Avec mes recherches, je suis parvenu à ce lien.
Mais lorsque l'internaute dit ceci : "Dans le listing qui apparaît, ajoutez les deux lignes suivantes à la suite de la ligne : LSBackgroundOnly", je ne comprends pas : de quelle ligne parle-t-il ? 

En gros, où dois-je coller ce "LSBackgroundOnly" ? 

Merci d'avance


----------



## Anonyme (18 Novembre 2012)

Bonsoir,

 je pense que tu peux obtenir ce résultat comme suit : (........)

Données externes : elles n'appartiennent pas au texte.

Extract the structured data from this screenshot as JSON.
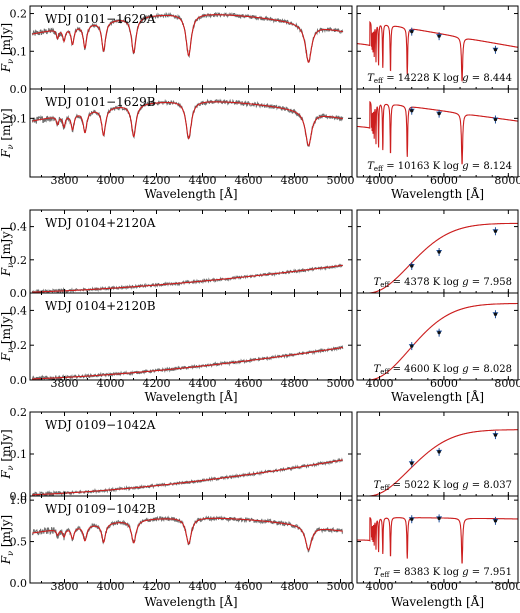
{
  "chart_data": {
    "type": "line",
    "xlabel": "Wavelength [Å]",
    "ylabel": "F_ν [mJy]",
    "colors": {
      "model": "#cc1f1f",
      "spectrum": "#6e6e6e",
      "photometry": "#1f4e9a",
      "synthetic": "#111111"
    },
    "panels": [
      {
        "name": "WDJ 0101−1629A",
        "profile": "da",
        "depth": 0.9,
        "level": 0.142,
        "rise": 0.058,
        "ylim": [
          0,
          0.22
        ],
        "yticks": [
          0,
          0.1,
          0.2
        ],
        "yticklabels": [
          "0.0",
          "0.1",
          "0.2"
        ],
        "teff": "14228",
        "logg": "8.444",
        "phot_x": [
          5000,
          5850,
          7600
        ],
        "phot_y": [
          0.152,
          0.14,
          0.104
        ],
        "sed_profile": "da",
        "sed_level": 0.16,
        "sed_slope": -1.5e-05,
        "sed_depth": 0.85
      },
      {
        "name": "WDJ 0101−1629B",
        "profile": "da",
        "depth": 0.8,
        "level": 0.093,
        "rise": 0.037,
        "ylim": [
          0,
          0.15
        ],
        "yticks": [
          0.1
        ],
        "yticklabels": [
          "0.1"
        ],
        "teff": "10163",
        "logg": "8.124",
        "phot_x": [
          5000,
          5850,
          7600
        ],
        "phot_y": [
          0.113,
          0.108,
          0.098
        ],
        "sed_profile": "da",
        "sed_level": 0.12,
        "sed_slope": -7.5e-06,
        "sed_depth": 0.8
      },
      {
        "name": "WDJ 0104+2120A",
        "profile": "cool",
        "scale": 0.165,
        "ylim": [
          0,
          0.5
        ],
        "yticks": [
          0,
          0.2,
          0.4
        ],
        "yticklabels": [
          "0.0",
          "0.2",
          "0.4"
        ],
        "teff": "4378",
        "logg": "7.958",
        "phot_x": [
          5000,
          5850,
          7600
        ],
        "phot_y": [
          0.163,
          0.247,
          0.372
        ],
        "sed_profile": "cool",
        "sed_scale": 0.42
      },
      {
        "name": "WDJ 0104+2120B",
        "profile": "cool",
        "scale": 0.185,
        "ylim": [
          0,
          0.5
        ],
        "yticks": [
          0,
          0.2,
          0.4
        ],
        "yticklabels": [
          "0.0",
          "0.2",
          "0.4"
        ],
        "teff": "4600",
        "logg": "8.028",
        "phot_x": [
          5000,
          5850,
          7600
        ],
        "phot_y": [
          0.195,
          0.272,
          0.378
        ],
        "sed_profile": "cool",
        "sed_scale": 0.44
      },
      {
        "name": "WDJ 0109−1042A",
        "profile": "cool",
        "scale": 0.085,
        "ylim": [
          0,
          0.2
        ],
        "yticks": [
          0,
          0.1,
          0.2
        ],
        "yticklabels": [
          "0.0",
          "0.1",
          "0.2"
        ],
        "teff": "5022",
        "logg": "8.037",
        "phot_x": [
          5000,
          5850,
          7600
        ],
        "phot_y": [
          0.078,
          0.105,
          0.145
        ],
        "sed_profile": "cool",
        "sed_scale": 0.158
      },
      {
        "name": "WDJ 0109−1042B",
        "profile": "da",
        "depth": 0.65,
        "level": 0.59,
        "rise": 0.2,
        "ylim": [
          0,
          1.05
        ],
        "yticks": [
          0,
          0.5,
          1.0
        ],
        "yticklabels": [
          "0.0",
          "0.5",
          "1.0"
        ],
        "teff": "8383",
        "logg": "7.951",
        "phot_x": [
          5000,
          5850,
          7600
        ],
        "phot_y": [
          0.77,
          0.78,
          0.75
        ],
        "sed_profile": "da",
        "sed_level": 0.79,
        "sed_slope": -5e-06,
        "sed_depth": 0.7
      }
    ],
    "left_xlim": [
      3650,
      5050
    ],
    "left_xticks": [
      3800,
      4000,
      4200,
      4400,
      4600,
      4800,
      5000
    ],
    "right_xlim": [
      3300,
      8300
    ],
    "right_xticks": [
      4000,
      6000,
      8000
    ],
    "teff_label": "T",
    "teff_sub": "eff",
    "teff_unit": "K",
    "logg_label": "log g ="
  }
}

EDIT : non, marche pas pour Mail.

Désolé.

Ceci peut-être : http://korben.info/comment-masquer-les-icones-de-certaines-applications-dans-le-dock-osx.html

Mais il y a beaucoup de mises en garde sur le Net... prudence...


----------



## dzour (18 Novembre 2012)

Renaud31 : ça semblait parfait, en effet, mais malheureusement, en cachant l'application, le logiciel empêche aussi tout bonnement son utilisation (quand je lance l'appli à partir du dossier "Applications", rien ne se passe.) Du coup ça ne convient pas, non, mais l'intitulé exprime parfaitement ce que je veux faire en tout cas.


----------



## Anonyme (18 Novembre 2012)

Effectivement, je viens de tester, même problème. Dommage.


----------



## ceslinstinct (21 Novembre 2012)

Bonjour

Cacher une icône dans le Dock, chez moi n'est valable que pour une application qui travaille en tâche de fond, que j'appelle jamais.

Exemple:

J'utilise le Dock comme horloge (je sais c'est débile, mais *c'est mon ordinateur*). 

Matin à gauche, midi en bas et soir à droite. 

Cette application qui s'ouvre lors du démarrage de l'ordinateur, où en sortie de veille alors l'icône dans le Dock m'emmerde donc je la rend invisible sans empêcher le bon fonctionnement de l'application.

Je gère mon Dock de 2 façons, un dock normal et quand je travaille le Dock n'affiche que les applications ouvertes (ce qui libère de la place sur le bureau). 

@+


----------